3. Havalimanı inşaatında iş bırakma eylemi yaptıkları için tutuklu yargılanan işçiler, ilk duruşmada tahliye edildi. „Farklı bir çağı andıran“ duruşma salonundan bir izlenim.

Gaziosmanpaşa’da tepesine “adalet sarayı“ yazılınca saraya dönmemiş beş katlı bir binanın en üstündeki yemekhanedeyiz, fakat kimse yemek yemiyor. Salonun arkasındaki paravana sabahleyin aceleyle “Adalet mülkün temelidir“ yazısı iliştirilmiş. Üçüncü havalimanı inşaatındaki çalışma koşullarına dayanamayarak 14 Eylül’de eylem yapan 31’i tutuklu 61 işçi burada yargılanıyor.

Eylül ayında on binlerce işçiye iş bıraktıran gerekçeler arasında ödenmeyen ücretlerin, tahtakurularıyla dolu koğuşların, iş alanına varmak için saatlerce beklemek zorunda kaldıkları servislerin yanı sıra, yetmeyen kötü yemekler, son kullanma tarihi gelmiş peynirler, pudingler de vardı. Eylemin sona ermesi için işçilerin bir kağıda karaladıkları taleplerden biri, işçilerle formenlerin aynı yemekhanede yiyebilmesiydi. 2000’li yıllar Türkiyesini en iyi anlatacak davalardan birinin iki mutfağı burada birleştirmesi tuhaf.

Soğuk yemeklerin konduğu buzdolabının üzeri örtülmüş, ortamıza bir bırakılan bir hayalet gibi. Jandarma, polis, üst düzey güvenlik görevlileri ve hakim, manalı bir sembolizm yaratarak salona mutfaktan giriş yapıyorlar.

Salonun ortasında bulunan tutuklu ve tutuksuz işçilerse önlerine nasıl bir yemek konacağını kaygıyla bekleyen gepgenç insanlar. Kimilerinin üzerinde belli ki bir yaz düğünü için alınmış ince kumaştan ceketler, baharlık gömlekler var. Arada arkaya dönüp varsa yakınlarına, kanından olmayanın dahi içini acıtan suratlarla bakıyorlar. Çok azının İstanbul’da kayıtlı bir adresi var. Pek azının ailesinin maddi gücü binlerce kilometre öteden duruşmaya gelmeye yetmiş.

Ramazan ve Servet Gözel ile Cihan Sarıburak kuzenler.

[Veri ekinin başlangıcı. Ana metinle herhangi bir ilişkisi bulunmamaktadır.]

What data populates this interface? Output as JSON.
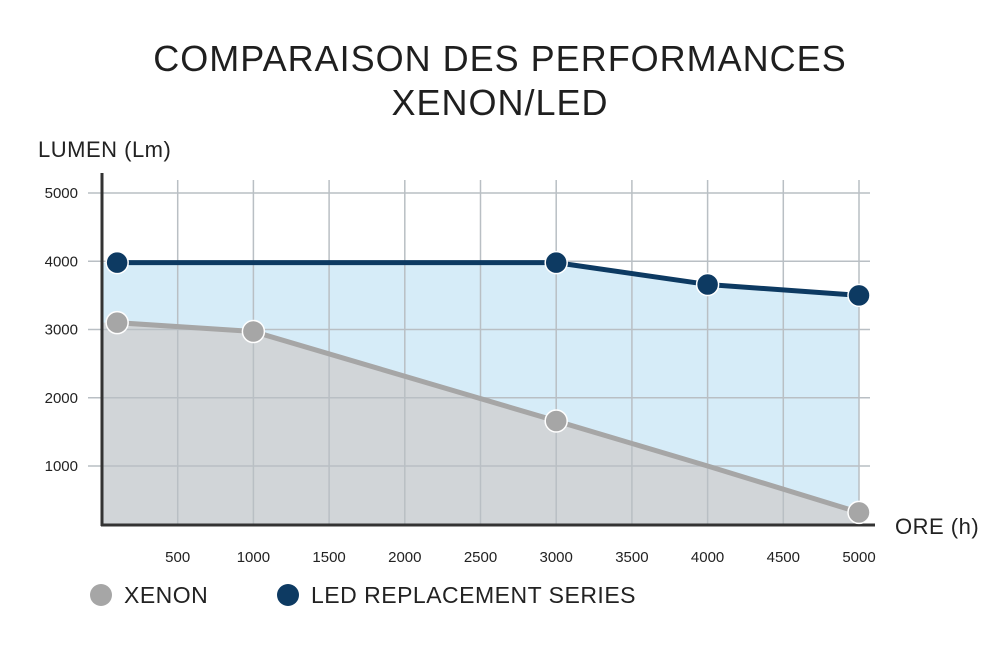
{
  "chart_data": {
    "type": "area",
    "title": "COMPARAISON DES PERFORMANCES",
    "subtitle": "XENON/LED",
    "ylabel": "LUMEN (Lm)",
    "xlabel": "ORE (h)",
    "xlim": [
      0,
      5000
    ],
    "ylim": [
      200,
      5100
    ],
    "x_ticks": [
      500,
      1000,
      1500,
      2000,
      2500,
      3000,
      3500,
      4000,
      4500,
      5000
    ],
    "y_ticks": [
      1000,
      2000,
      3000,
      4000,
      5000
    ],
    "grid": true,
    "legend_position": "bottom-left",
    "series": [
      {
        "name": "XENON",
        "color": "#a6a6a6",
        "fill": "#d1d5d8",
        "points": [
          [
            100,
            3100
          ],
          [
            1000,
            2970
          ],
          [
            3000,
            1660
          ],
          [
            4000,
            1000
          ],
          [
            5000,
            320
          ]
        ],
        "marked_points": [
          [
            100,
            3100
          ],
          [
            1000,
            2970
          ],
          [
            3000,
            1660
          ],
          [
            5000,
            320
          ]
        ]
      },
      {
        "name": "LED REPLACEMENT SERIES",
        "color": "#0d3a62",
        "fill": "#d6ecf8",
        "points": [
          [
            100,
            3980
          ],
          [
            3000,
            3980
          ],
          [
            4000,
            3660
          ],
          [
            5000,
            3500
          ]
        ],
        "marked_points": [
          [
            100,
            3980
          ],
          [
            3000,
            3980
          ],
          [
            4000,
            3660
          ],
          [
            5000,
            3500
          ]
        ]
      }
    ]
  }
}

Van’da yaşayan aileleri duruşmaya gelememiş. İstanbul’daki halaları Nazife Tuncay duruşma boyunca dua üzerine dua okuyor. Yargılanan bir diğer işçi olan İlker Kurt’un sadece babası salona girebilmiş, annesi Türkan Hanım ise dışarıda soğukta bekliyor. Oğlunun bir haftadır uyumadığını anlatıyor. Arkadaşları deseniz, onlar da duruşmaya gelemediyse sevinmek gerek. İşleri var yani, işçinin arkadaşlığı bu. Örneğin işkolunda örgütlü iki sendikadan biri olan İnşaat İş’ten Tezcan Acu işinden zor izin alabilmiş. Aylardır bu konuyu anlatmaktan sesinin kısıldığını söylüyor.

O kadar tuhaf bir duruşma ki sanki hakim iki-üç yüzyıl öncesinde tarihin ilk işçi eylemlerini yargılıyor, ilk grev hakkının kararını verecek. İddianamede, su olmadığı için altı gün gölette yıkanan, tahtakurularına karşı gece ışık açık yatan, dört bayram izin kullanmamış, kaç aylık maaşından alacaklı insanların “çalışma şartları bahanesiyle“ toplandığı yazıyor. 60 işçinin ifadeleri milattan öncesinin isyanı gibi “köle değiliz“ sloganını attıran bu yüzyılın çalışma koşullarını kaydediyor mahkeme tutanaklarına. “Tahtakurularının ısırık izlerini göstereyim mi?“ diye soruyor Diyar Bozkurt.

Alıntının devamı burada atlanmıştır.